You Can Trouble-Shoot Waffle Irons--Carefully


Sandwich makers and waffle irons have two cooking surfaces, each with a heating element. The temperatures are regulated by a built-in thermostat, often knob-controlled.

The heating element used in most waffle irons and some sandwich makers is an exposed spring-like wire coil made from an alloy able to withstand high temperatures. This replaceable coil, called an open element, is suspended between ceramic insulating supports.

In contrast, most sandwich makers and some waffle irons have a sheathed heating element--a coil wrapped in an insulating material and an outer jacket of steel. Depending on the appliance type and model, sheathed elements may or may not be replaceable.

Before trying any repairs, always unplug the appliance. If the appliance shocks you, unplug it immediately. Don’t use the appliance again until the problem has been corrected. Use identical replacement materials when making repairs; substitutes can create shock or fire hazards.

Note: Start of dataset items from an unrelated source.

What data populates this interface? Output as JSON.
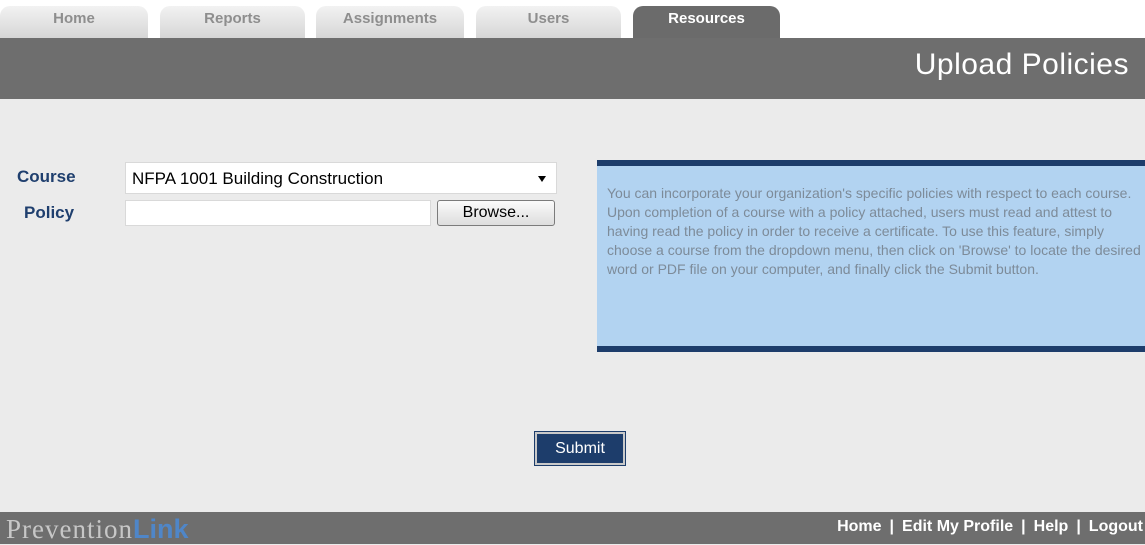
{
  "tabs": [
    {
      "label": "Home"
    },
    {
      "label": "Reports"
    },
    {
      "label": "Assignments"
    },
    {
      "label": "Users"
    },
    {
      "label": "Resources"
    }
  ],
  "header": {
    "title": "Upload Policies"
  },
  "form": {
    "course_label": "Course",
    "course_value": "NFPA 1001 Building Construction",
    "policy_label": "Policy",
    "policy_value": "",
    "browse_label": "Browse..."
  },
  "info": {
    "text": "You can incorporate your organization's specific policies with respect to each course. Upon completion of a course with a policy attached, users must read and attest to having read the policy in order to receive a certificate. To use this feature, simply choose a course from the dropdown menu, then click on 'Browse' to locate the desired word or PDF file on your computer, and finally click the Submit button."
  },
  "submit": {
    "label": "Submit"
  },
  "footer": {
    "logo_part1": "Prevention",
    "logo_part2": "Link",
    "links": [
      {
        "label": "Home"
      },
      {
        "label": "Edit My Profile"
      },
      {
        "label": "Help"
      },
      {
        "label": "Logout"
      }
    ]
  },
  "colors": {
    "navy": "#1d3d6b",
    "header_gray": "#6e6e6e",
    "info_blue": "#b2d3f1",
    "page_bg": "#ebebeb"
  }
}
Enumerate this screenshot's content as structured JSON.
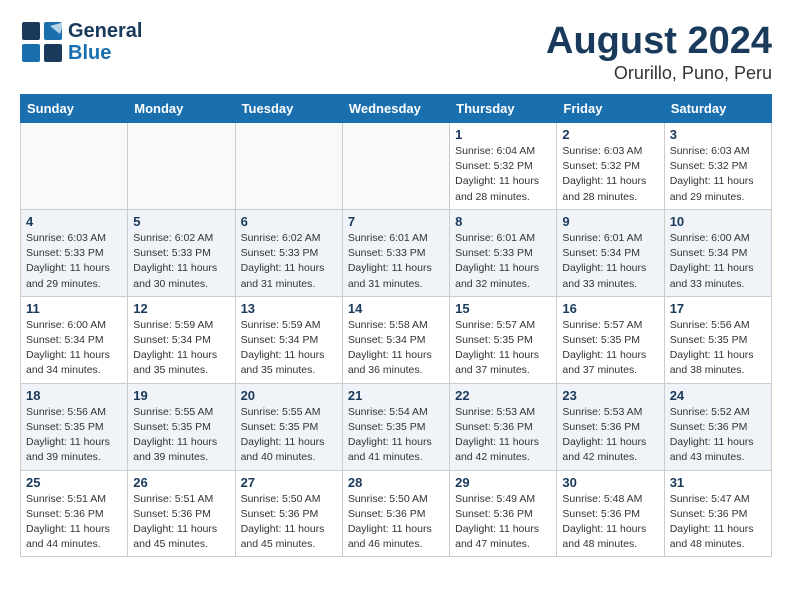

If either type of appliance doesn’t heat properly, check the simple things first:


* Test for power at the outlet by plugging in a lamp you know works. If the lamp doesn’t light, the outlet may be faulty. More likely, however, is that the appliance has tripped a circuit breaker or blown a fuse in the house’s main supply panel.

* With the unit unplugged, examine the power cord and plug. A defective cord or plug--often the result of pulling on the cord rather than on the plug--can cause an appliance to fail and create a shock hazard.

* If the appliance has a removable cord, check the terminal pins on the unit. If the pins are pitted, clean them with sandpaper or an automotive-point file. If they are corroded, clean them with a brass brush, then spray them with an electrical contact cleaner. Replacements for removable cords often can be found at a hardware store. Make sure the new cord has a capacity equal to the old one.

Further tests will require disassembly of the appliance. You often can find the screws by looking on the underside of the unit and by prying off the metal label on the top. Once you open the unit, beware of sharp edges inside.

Check each heating element for a break in the wire. A heating element is usually replaceable unless it forms part of the plate.

Look for broken wiring and loose connections. In particular, check any wiring near the hinge between upper and lower sections of the appliance. Frequent flexing of the wire passing through this area often leads to broken conductors. Replace the appliance if it cannot be repaired.

If you have a problem with a unit not heating correctly, check the thermostat, usually located just behind the knob that controls the heating level. If the unit overheats or doesn’t heat at all, the thermostat contacts may be stuck in a fully closed or fully open position. If the unit doesn’t heat enough, check for burned contacts making intermittent connection. If the thermostat can’t be cleaned with a contact cleaner or an automotive-point file, replace it.

The temperature of some waffle irons can be adjusted by moving a front-mounted sliding control called a linkage. Check the linkage for loose or bent parts. Repair the linkage if possible; otherwise replace it with an exact duplicate from an appliance repair shop.